1.
A Portrait of SARS-CoV-2 Infection in Patients Undergoing Hematopoietic Cell Transplantation: A Systematic Review of the Literature
Bailey, A. J. M., Kirkham, A. M., Monaghan, M., Shorr, R., Buchan, C. A., Bredeson, C., Allan, D. S.
Current oncology (Toronto, Ont.). 2022;29(1):337-349
Abstract
The management of COVID-19 in hematopoietic cell transplant (HCT) recipients represents a special challenge given the variable states of immune dysregulation and altered vaccine efficacy in this population. A systematic search (Ovid Medline and Embase on 1 June 2021) was needed to better understand the presenting features, prognostic factors, and treatment options. Of 897 records, 29 studies were identified in our search. Most studies reporting on adults and pediatric recipients described signs and symptoms that were typical of COVID-19. Overall, the mortality rates were high, with 21% of adults and 6% of pediatric HCT recipients succumbing to COVID-19. The factors reported to be associated with increased mortality included age (HR = 1.21, 95% CI 1.03-1.43, p = 0.02), ICU admission (HR = 4.42, 95% CI 2.25-8.65, p < 0.001 and HR = 2.26, 95% CI 1.22-4.20, p = 0.01 for allogeneic and autologous HCT recipients), and low platelet count (OR = 21.37, 95% CI 1.71-267.11, p = 0.01). Performance status was associated with decreased mortality (HR = 0.83, 95% CI 0.74-0.93, p = 0.001). A broad range of treatments was described, although no controlled studies were identified. The risk of bias, using the Newcastle-Ottawa scale, was low.
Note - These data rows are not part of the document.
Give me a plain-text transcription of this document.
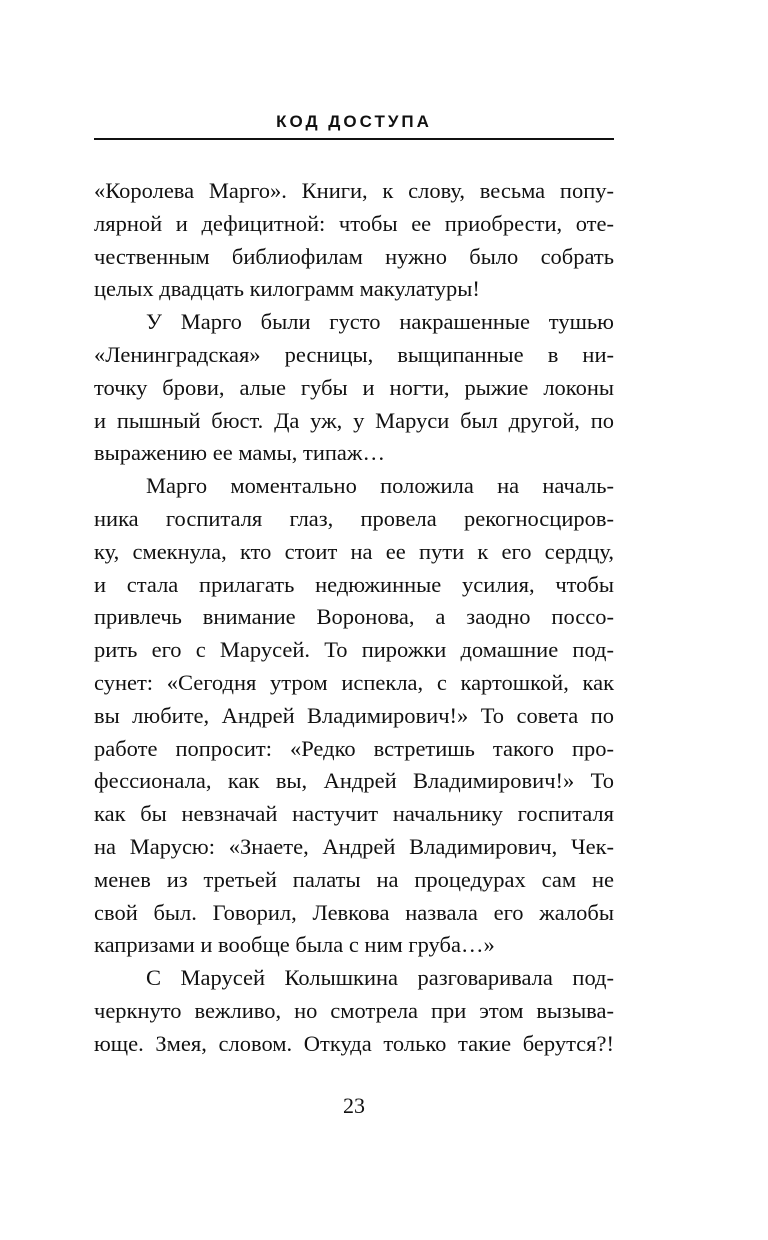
КОД ДОСТУПА
«Королева Марго». Книги, к слову, весьма попу-
лярной и дефицитной: чтобы ее приобрести, оте-
чественным библиофилам нужно было собрать
целых двадцать килограмм макулатуры!
У Марго были густо накрашенные тушью
«Ленинградская» ресницы, выщипанные в ни-
точку брови, алые губы и ногти, рыжие локоны
и пышный бюст. Да уж, у Маруси был другой, по
выражению ее мамы, типаж…
Марго моментально положила на началь-
ника госпиталя глаз, провела рекогносциров-
ку, смекнула, кто стоит на ее пути к его сердцу,
и стала прилагать недюжинные усилия, чтобы
привлечь внимание Воронова, а заодно поссо-
рить его с Марусей. То пирожки домашние под-
сунет: «Сегодня утром испекла, с картошкой, как
вы любите, Андрей Владимирович!» То совета по
работе попросит: «Редко встретишь такого про-
фессионала, как вы, Андрей Владимирович!» То
как бы невзначай настучит начальнику госпиталя
на Марусю: «Знаете, Андрей Владимирович, Чек-
менев из третьей палаты на процедурах сам не
свой был. Говорил, Левкова назвала его жалобы
капризами и вообще была с ним груба…»
С Марусей Колышкина разговаривала под-
черкнуто вежливо, но смотрела при этом вызыва-
юще. Змея, словом. Откуда только такие берутся?!
23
Patients undergoing HCT are at a high risk of severe morbidity and mortality associated with COVID-19. Controlled studies investigating potential treatments are required to determine the efficacy and safety in this population.
2.
Early warning of infection in patients undergoing hematopoietic stem cell transplantation using heart rate variability and serum biomarkers
Buchan, C. A., Li, H. O., Herry, C., Scales, N., MacPherson, P., Faller, E., Bredeson, C., Huebsch, L., Hodgins, M., Seely, A. J.
Transplantation and cellular therapy. 2021
Abstract
BACKGROUND Early warning of infection is critical to reduce risk of deterioration and mortality, especially in neutropenic patients following hematopoietic stem cell transplantation (HCT). Given that heart rate variability (HRV) is a sensitive and early marker for infection and serum inflammatory biomarkers can have high specificity for infection, we hypothesized their combination may be useful for accurate early warning of infection. PURPOSE Develop and evaluate a composite predictive model utilizing continuous HRV with daily serum biomarker measurements to provide risk stratification of future deterioration in HCT patients. METHODS 116 ambulatory outpatients about to undergo HCT consented to collection of prospective demographic, clinical (daily vital signs), HRV (continuous electrocardiogram (ECG) monitoring, laboratory (daily serum samples frozen -80°C) and infection outcome variables (defined as the time of escalation of antibiotics), all from 24 hours (h) pre-transplant until infection or 14 days post-transplant. Indications for antibiotic escalation were adjudicated as "true infection" or not by two blinded HCT clinicians. A composite time series of 8 HRV metrics was created for each patient and the probability of deterioration within the next 72h was estimated using logistic regression modelling of composite HRV and serum biomarkers using a rule-based Naïve-Bayes model, if the HRV-based probability exceeded a median threshold. RESULTS 35(30%) patients withdrew within <24h due to intolerability of ECG monitoring, leaving 81 patients, of which 48(59%) had antibiotic escalation adjudicated as true infection. The combined HRV and biomarker (TNFa, IL6 and IL7) predictive model started increasing ~48 hours on average prior to diagnosis of infection, could distinguish between high risk of impending infection (>90% incidence of subsequent infection within 72h), average risk (~50%) and low risk (<10%), with an area under the receiver operating characteristic curve (AUC-ROC) of 0.87. CONCLUSION We derived a predictive model using HRV and serum biomarker to predict being diagnosed with infection within 72h combined in patients at high risk of infection. As prophylactic predictive ECG monitoring and daily serum collection proved challenging for many patients, further refinement in measurement is necessary for further study.